MÉXICO, D.F.— Un perro policía que encontró droga por dos millones de dólares en la ciudad fronteriza de Nuevo Laredo y la captura de una banda de secuestradores abrieron con parte positivo la jornada de ayer relacionada al narcotráfico que en contra se cobró la muerte de dos mujeres en Chihuahua y un policía ministerial en Sinaloa.

Hace más de tres años que la policía no reporta un solo día sin saldo blanco de asesinatos, secuestros, extorsiones y diversos actos sanguinarios relacionados con el crimen organizado en hechos cada vez más sorprendentes que rebasan los 17,000 fallecimientos violentos.

Ayer no fue la excepción: una mujer cuyo marido había sido ejecutado dos años antes en un poblado cercano a Ciudad Juárez fue forzada por desconocidos a salir del dormitorio de su casa hacia el patrio trasero, donde le hicieron hincarse para darle dos tiros en la cabeza, frente a sus cuatro hijos.

Con cinco minutos de diferencia, en el mismo poblado de San Isidro, una enfermera era ultimada en el hospital donde laboraba, por lo que la policía municipal relaciona los hechos sobre los que se dispone a elaborar un dictamen que enviará a las autoridades federales por lo que presume un acto relacionado al narcotráfico.

Igual fortuna le sigue a Filemón Ceceña, un investigador del municipio de Culiacán, Sinaloa, una de las regiones más afectadas por el crimen y en donde el gobierno federal mantiene desde hace tres años un operativo con el ejército y las policías federal y estatal.El agente local fue raptado por un comando el miércoles pasado.

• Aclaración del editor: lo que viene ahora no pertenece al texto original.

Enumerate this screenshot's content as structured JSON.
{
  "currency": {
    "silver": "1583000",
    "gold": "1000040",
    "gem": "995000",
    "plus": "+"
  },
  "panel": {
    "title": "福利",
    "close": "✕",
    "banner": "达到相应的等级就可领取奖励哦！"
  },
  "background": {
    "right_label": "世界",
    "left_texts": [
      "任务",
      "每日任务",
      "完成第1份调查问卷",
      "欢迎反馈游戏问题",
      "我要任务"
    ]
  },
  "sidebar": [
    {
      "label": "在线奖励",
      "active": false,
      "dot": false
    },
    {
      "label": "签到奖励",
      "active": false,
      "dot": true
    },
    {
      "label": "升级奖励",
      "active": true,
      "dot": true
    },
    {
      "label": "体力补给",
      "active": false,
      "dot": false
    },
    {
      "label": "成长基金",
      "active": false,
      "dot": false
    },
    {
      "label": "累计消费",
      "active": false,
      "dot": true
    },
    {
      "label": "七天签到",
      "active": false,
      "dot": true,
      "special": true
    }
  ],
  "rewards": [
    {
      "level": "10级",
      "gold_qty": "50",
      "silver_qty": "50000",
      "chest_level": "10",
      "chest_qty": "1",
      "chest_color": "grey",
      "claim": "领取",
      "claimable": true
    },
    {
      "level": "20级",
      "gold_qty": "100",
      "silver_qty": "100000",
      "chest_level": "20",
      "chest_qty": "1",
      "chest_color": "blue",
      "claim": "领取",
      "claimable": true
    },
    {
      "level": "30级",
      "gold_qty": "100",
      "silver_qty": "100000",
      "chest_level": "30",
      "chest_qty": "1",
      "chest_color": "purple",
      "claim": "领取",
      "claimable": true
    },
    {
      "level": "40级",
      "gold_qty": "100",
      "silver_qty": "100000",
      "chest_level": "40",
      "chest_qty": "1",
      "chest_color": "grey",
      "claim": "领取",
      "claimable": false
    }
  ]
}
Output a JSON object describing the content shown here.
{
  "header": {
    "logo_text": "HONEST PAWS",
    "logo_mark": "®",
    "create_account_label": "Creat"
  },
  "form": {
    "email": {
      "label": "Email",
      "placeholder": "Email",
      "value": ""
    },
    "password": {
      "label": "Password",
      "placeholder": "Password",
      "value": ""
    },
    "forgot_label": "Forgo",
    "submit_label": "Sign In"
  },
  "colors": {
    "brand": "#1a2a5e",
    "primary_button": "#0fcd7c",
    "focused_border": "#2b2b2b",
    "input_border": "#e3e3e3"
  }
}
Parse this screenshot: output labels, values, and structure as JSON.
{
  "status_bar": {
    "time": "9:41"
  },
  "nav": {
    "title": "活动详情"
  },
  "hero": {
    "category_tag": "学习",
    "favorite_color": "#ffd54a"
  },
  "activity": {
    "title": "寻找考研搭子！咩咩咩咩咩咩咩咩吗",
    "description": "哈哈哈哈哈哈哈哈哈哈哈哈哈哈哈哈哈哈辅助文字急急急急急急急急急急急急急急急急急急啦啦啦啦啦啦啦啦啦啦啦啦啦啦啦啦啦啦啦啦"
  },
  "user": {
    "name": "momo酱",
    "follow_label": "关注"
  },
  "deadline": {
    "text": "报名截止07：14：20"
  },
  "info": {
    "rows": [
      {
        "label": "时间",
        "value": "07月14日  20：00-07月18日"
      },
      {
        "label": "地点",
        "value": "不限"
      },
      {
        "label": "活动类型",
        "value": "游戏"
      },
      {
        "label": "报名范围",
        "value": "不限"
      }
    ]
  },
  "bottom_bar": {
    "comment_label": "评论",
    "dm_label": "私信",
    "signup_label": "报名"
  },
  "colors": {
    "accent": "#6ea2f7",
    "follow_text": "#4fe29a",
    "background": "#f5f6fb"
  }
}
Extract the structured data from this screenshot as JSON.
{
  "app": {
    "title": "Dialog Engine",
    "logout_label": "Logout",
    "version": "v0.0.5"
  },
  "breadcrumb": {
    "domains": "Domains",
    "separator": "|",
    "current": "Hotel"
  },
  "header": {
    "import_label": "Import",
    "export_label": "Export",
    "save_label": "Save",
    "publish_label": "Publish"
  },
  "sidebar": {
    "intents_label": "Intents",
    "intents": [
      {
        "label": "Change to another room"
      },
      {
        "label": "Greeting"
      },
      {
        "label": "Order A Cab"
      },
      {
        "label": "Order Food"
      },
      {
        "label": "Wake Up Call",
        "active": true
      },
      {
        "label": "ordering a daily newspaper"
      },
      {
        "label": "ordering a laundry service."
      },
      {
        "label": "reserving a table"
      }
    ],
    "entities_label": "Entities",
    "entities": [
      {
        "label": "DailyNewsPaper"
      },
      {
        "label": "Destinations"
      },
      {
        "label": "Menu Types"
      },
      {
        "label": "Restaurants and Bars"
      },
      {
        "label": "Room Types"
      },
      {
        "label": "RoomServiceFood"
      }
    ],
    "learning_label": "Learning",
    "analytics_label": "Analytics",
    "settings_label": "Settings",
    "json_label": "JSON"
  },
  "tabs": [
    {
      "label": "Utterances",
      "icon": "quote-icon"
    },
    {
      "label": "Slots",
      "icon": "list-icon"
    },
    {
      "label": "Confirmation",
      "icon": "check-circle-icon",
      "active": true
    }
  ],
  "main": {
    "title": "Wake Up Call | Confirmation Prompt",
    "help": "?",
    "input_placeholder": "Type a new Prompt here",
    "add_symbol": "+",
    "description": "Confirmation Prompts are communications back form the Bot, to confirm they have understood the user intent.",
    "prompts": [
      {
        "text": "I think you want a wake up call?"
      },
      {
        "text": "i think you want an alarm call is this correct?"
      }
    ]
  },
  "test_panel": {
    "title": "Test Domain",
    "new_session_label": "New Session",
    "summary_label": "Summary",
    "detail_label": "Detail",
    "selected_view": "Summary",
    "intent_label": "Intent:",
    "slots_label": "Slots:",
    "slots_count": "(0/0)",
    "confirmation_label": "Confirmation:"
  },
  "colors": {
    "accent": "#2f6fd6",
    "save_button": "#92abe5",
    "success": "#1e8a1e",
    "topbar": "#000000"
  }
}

Ayer, su cuerpo destrozado por las balas se encontró en una carretera que lleva al puerto de Mazatlán.En el saldo a favor de las autoridades, en el Estado de México, aledaño al Distrito Federal, policías federales capturaron a una banda de secuestradores cuyas edades no rebasaban los 27 años – había una menor de edad- que se dedicaban a los secuestros y a atacar a policías con granadas cuando entorpecían actividades del cártel "La Familia".